In highly sophisticated detective work, Aucott and Solosky are studying patients using proteomics – the study of ultra-specific proteins, which are like footprints in the blood. “What makes our study very unique is that we have the patients at the time of their initial diagnosis, when they have the rash, before they even get antibiotics,” says Aucott. “Then we follow them for seven visits,” taking blood samples each time. “So we can follow these proteomic shifts” – the trail of the footprints – “just like you would in a patient who’s having a heart attack, except our time scale isn’t a matter of hours, but many months.” The goal is to find changes over time that can lead to a test that says, “This person still has active Lyme disease,” or “the disease is not active in this person.”
The real Holy Grail, Aucott continues, “would be if we can find a pattern that identifies people who are destined not to recover completely, the people who are going to need further intervention because they’re destined to go on to PTLDS. In medicine, we like to treat people, but then we also like to repeat their test and show that they’re cured. Like in cancer, you repeat the CT scan, or in a heart attack, you repeat the EKG. But in Lyme disease, there’s nothing to repeat, nothing to show that the person has recovered.”
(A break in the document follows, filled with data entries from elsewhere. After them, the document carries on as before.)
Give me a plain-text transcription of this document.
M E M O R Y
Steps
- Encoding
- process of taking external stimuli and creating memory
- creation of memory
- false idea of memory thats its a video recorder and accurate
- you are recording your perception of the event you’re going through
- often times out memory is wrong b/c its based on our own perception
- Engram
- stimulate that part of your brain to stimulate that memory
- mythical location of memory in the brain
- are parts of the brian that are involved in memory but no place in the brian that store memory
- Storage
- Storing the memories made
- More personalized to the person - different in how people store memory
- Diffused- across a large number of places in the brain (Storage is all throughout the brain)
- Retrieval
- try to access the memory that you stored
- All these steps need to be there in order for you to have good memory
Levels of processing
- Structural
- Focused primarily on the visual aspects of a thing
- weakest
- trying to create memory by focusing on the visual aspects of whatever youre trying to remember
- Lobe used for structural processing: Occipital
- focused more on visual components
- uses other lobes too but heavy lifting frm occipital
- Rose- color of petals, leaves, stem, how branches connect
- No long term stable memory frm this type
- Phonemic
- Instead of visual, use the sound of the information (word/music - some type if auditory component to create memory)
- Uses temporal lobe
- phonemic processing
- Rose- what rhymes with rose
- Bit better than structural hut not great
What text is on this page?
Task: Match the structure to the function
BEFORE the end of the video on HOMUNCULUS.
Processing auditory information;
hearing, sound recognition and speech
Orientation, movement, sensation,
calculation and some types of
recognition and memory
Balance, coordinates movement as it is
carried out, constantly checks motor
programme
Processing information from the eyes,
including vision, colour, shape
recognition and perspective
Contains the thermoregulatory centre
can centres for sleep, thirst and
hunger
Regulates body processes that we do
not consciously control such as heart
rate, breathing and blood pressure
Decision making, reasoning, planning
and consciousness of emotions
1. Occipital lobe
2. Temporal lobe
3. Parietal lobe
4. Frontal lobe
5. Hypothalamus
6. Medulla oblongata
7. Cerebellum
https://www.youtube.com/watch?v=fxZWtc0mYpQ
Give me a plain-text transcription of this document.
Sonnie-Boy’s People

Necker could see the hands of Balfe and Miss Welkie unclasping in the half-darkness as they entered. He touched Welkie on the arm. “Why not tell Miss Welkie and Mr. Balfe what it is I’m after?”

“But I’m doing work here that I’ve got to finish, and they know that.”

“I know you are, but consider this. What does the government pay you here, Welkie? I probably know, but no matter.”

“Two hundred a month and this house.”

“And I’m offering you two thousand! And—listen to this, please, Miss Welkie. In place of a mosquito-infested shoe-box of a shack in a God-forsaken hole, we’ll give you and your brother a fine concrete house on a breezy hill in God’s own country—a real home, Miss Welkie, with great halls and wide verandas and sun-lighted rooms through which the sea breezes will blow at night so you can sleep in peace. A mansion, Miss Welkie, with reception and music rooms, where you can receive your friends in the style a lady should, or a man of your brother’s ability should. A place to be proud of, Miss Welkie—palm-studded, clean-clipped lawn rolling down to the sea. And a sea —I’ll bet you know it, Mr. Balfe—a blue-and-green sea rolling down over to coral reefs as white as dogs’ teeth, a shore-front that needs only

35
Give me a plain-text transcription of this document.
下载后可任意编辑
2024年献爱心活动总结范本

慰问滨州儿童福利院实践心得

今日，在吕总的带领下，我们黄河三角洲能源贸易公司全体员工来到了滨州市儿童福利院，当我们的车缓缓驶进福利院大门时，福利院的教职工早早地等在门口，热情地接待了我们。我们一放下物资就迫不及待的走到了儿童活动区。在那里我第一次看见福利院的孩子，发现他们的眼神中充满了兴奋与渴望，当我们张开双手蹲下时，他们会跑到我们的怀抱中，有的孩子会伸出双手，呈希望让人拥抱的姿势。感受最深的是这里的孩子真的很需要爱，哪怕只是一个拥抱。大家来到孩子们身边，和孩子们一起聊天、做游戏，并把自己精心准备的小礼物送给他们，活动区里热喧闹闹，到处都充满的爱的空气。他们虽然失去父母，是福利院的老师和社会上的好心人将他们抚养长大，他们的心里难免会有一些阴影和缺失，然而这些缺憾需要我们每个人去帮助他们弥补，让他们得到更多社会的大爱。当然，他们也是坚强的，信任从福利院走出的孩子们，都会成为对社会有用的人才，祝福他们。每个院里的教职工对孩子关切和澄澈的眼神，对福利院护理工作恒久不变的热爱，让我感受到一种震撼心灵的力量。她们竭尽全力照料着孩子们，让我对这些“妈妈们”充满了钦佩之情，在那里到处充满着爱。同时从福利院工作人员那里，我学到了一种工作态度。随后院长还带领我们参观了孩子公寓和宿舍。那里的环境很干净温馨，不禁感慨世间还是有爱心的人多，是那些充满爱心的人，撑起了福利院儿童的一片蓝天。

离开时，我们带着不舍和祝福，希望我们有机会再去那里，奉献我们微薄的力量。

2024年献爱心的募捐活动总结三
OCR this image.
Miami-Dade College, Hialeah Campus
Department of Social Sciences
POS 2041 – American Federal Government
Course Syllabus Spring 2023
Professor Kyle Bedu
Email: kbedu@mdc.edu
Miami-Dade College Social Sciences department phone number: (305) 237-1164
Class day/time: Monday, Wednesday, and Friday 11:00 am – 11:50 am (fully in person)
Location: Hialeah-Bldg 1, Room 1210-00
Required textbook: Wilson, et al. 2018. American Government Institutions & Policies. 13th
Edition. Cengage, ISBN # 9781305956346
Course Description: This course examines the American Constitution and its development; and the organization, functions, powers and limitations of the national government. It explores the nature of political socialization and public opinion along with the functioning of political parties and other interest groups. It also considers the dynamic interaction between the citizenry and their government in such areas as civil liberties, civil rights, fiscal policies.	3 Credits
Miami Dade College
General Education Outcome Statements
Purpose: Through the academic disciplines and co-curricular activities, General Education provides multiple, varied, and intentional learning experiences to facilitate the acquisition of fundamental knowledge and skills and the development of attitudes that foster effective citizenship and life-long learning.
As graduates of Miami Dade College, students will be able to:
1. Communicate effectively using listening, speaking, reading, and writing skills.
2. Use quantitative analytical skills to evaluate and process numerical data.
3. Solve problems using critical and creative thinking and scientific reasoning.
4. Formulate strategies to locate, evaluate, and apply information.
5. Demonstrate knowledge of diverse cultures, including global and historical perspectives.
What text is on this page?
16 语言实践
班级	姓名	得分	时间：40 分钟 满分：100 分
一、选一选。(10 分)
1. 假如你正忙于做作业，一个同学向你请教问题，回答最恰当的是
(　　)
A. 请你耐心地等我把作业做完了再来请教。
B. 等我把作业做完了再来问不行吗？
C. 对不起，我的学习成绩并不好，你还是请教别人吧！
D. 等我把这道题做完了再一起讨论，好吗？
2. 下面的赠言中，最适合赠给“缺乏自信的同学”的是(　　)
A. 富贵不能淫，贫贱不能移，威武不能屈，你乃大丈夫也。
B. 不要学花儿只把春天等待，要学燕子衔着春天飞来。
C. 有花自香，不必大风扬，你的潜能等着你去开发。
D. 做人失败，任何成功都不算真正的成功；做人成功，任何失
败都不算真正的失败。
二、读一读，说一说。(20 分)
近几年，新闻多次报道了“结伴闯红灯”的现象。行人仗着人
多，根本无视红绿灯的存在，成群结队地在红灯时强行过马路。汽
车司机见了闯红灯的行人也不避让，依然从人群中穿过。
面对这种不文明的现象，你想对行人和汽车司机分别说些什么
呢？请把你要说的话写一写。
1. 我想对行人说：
Still other things to think about: When someone with Lyme disease doesn’t get better, is it because the antibiotics didn’t kill every last bacteria and a few remain dormant? “That’s one hypothesis. Or maybe the infection triggered an autoimmune disease; there’s good precedent for that, as in rheumatoid arthritis. Or maybe it’s a combination of the two; maybe most of the infection is gone, but that little bit triggers an ongoing inflammation.”
Hopkins is the first academic medical center to “formally embrace the challenge of doing research on these chronically ill patients that nobody seems to understand,” Aucott states. “I’m really proud of Johns Hopkins for being willing to tackle this.”